Let the state be $k_i$, the number of people who are waiting at time $t_i$ when the $i$-th person arrives. Let $J_i(k_i)$ be the value of having $k_i$ people waiting at the $i$-th arrival.

At time $T_I$, you should dispatch a bus regardless of $k_I$, since no one else is coming and you have at least one waiting customer. Having them wait forever would incur an infinite cost, so you should dispatch immediately.
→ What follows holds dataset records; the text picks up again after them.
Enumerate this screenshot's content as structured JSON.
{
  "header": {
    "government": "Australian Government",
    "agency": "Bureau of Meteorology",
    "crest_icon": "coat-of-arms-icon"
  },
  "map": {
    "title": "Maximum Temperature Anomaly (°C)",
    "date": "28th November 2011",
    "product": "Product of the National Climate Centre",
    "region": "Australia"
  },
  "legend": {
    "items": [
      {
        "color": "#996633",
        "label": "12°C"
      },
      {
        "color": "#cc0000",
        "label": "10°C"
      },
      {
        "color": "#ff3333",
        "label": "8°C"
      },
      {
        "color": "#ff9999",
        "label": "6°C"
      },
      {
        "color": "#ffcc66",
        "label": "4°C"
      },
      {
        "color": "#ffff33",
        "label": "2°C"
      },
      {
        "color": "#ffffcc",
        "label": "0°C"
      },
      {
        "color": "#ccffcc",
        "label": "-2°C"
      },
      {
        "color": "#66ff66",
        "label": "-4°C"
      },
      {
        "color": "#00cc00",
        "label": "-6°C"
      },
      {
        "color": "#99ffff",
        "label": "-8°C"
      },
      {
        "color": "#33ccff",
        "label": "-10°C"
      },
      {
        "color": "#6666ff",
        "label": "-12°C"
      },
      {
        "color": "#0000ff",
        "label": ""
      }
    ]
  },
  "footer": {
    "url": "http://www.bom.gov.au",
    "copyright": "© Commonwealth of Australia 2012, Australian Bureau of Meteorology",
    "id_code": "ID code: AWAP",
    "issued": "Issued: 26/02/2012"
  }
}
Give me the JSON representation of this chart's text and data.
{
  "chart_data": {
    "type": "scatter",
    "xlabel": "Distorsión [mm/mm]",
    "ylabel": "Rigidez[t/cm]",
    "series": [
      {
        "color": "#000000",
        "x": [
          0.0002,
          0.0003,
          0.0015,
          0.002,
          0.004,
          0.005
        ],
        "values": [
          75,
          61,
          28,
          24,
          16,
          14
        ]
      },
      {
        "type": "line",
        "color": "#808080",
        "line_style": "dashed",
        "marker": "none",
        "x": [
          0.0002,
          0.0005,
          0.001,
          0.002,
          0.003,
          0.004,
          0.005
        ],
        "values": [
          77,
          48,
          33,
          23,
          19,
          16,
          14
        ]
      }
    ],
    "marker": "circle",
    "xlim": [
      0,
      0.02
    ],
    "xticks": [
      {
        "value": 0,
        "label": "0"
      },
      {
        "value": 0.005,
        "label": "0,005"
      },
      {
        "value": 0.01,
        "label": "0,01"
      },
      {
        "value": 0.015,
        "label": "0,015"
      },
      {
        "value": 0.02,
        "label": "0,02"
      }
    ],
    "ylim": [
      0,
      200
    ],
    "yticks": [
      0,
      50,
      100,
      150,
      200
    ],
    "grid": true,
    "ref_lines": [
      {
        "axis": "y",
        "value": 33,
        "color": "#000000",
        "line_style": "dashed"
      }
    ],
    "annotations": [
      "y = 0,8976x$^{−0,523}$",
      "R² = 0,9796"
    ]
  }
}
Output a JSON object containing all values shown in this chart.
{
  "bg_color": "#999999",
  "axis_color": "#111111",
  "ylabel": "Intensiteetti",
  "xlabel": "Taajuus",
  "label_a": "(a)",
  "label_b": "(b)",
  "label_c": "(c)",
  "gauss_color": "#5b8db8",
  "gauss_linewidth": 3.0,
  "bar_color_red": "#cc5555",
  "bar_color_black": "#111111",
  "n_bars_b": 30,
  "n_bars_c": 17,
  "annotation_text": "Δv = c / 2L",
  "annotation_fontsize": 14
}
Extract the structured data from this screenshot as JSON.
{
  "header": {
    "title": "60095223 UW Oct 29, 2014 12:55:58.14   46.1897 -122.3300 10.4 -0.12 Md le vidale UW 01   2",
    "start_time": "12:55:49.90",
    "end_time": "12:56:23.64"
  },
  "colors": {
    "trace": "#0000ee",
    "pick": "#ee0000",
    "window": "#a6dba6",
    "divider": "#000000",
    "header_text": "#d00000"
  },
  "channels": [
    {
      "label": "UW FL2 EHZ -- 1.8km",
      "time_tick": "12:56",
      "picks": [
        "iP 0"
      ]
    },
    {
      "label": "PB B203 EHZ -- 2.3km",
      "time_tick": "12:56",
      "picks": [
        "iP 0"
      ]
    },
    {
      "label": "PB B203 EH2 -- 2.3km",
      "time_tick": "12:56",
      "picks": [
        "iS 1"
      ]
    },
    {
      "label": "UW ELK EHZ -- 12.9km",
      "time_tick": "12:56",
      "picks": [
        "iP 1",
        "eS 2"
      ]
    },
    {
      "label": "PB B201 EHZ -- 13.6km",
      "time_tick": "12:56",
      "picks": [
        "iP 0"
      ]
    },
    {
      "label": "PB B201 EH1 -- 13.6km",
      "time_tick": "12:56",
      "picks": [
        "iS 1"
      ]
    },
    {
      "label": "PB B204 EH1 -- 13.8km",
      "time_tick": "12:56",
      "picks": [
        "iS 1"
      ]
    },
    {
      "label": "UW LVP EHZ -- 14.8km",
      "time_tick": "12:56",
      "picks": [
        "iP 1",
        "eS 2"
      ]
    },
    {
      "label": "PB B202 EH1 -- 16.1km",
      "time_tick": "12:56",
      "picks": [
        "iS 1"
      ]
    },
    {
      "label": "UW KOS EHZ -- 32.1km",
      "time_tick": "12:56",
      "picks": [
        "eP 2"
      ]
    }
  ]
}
So $J_I(k_I) = -K$, and at $I-1$, you have $k_{I-1}$ people already waiting as the $I-1$-st person arrives. If you wait until next period to dispatch, they all have to wait, and the value is $$ J_{I-1}(k_{I-1}) = -(k_{I-1}+1)(t_I-t_{I-1}) + J_I(k_{I-1}+1) = -(k_{I-1}+1)(t_I-t_{I-1}) -K $$ but if you dispatch now, the value is $$ J_{I-1}(k_{I-1}) = -K + J_I(0) = -2K $$ So you should dispatch only if $$ -2K > -(k_{I-1}+1)(t_I-t_{I-1}) - K $$ or $$ k_{I-1} > \dfrac{K}{t_I - t_{I-1}}-1. $$ So your value function is $$ J_I(k_{I-1}) = \min \left\lbrace -2K, -(k_{I-1}+1)(t_I-t_{I-1}) - K\right\rbrace. $$

Working backwards, at arrival $i$, by similar reasoning, we have $$ J_i(k_i) = \min \left\lbrace -K+J_{i+1}(0), -(k_i+1)(t_{i+1}-t_i) + J_{i+1}(k_{i}+1)\right\rbrace. $$ And you should dispatch if $$ -K+J_{i+1}(0) > -(k_i+1)(t_{i+1}-t_i) + J_{i+1}(k_{i}+1) $$ or $$ (k_i+1)(t_{i+1}-t_i) > J_{i+1}(k_{i}+1)-J_{i+1}(0)+K $$ or $$ k_i > \dfrac{J_{i+1}(k_{i}+1)-J_{i+1}(0)+K}{t_{i+1}-t_i}-1. $$

Are the Bellman equations and policy functions the recurrence relations you were referring to?

If you had an infinite planning horizon with discounting or stochastic arrivals (maybe time is discrete and with probability $\lambda$ a new passenger arrives each period or use continuous-time Markov chain methods and the Hamilton-Jacobi-Bellman equation) the reasoning is all pretty similar and the answers might even be simpler.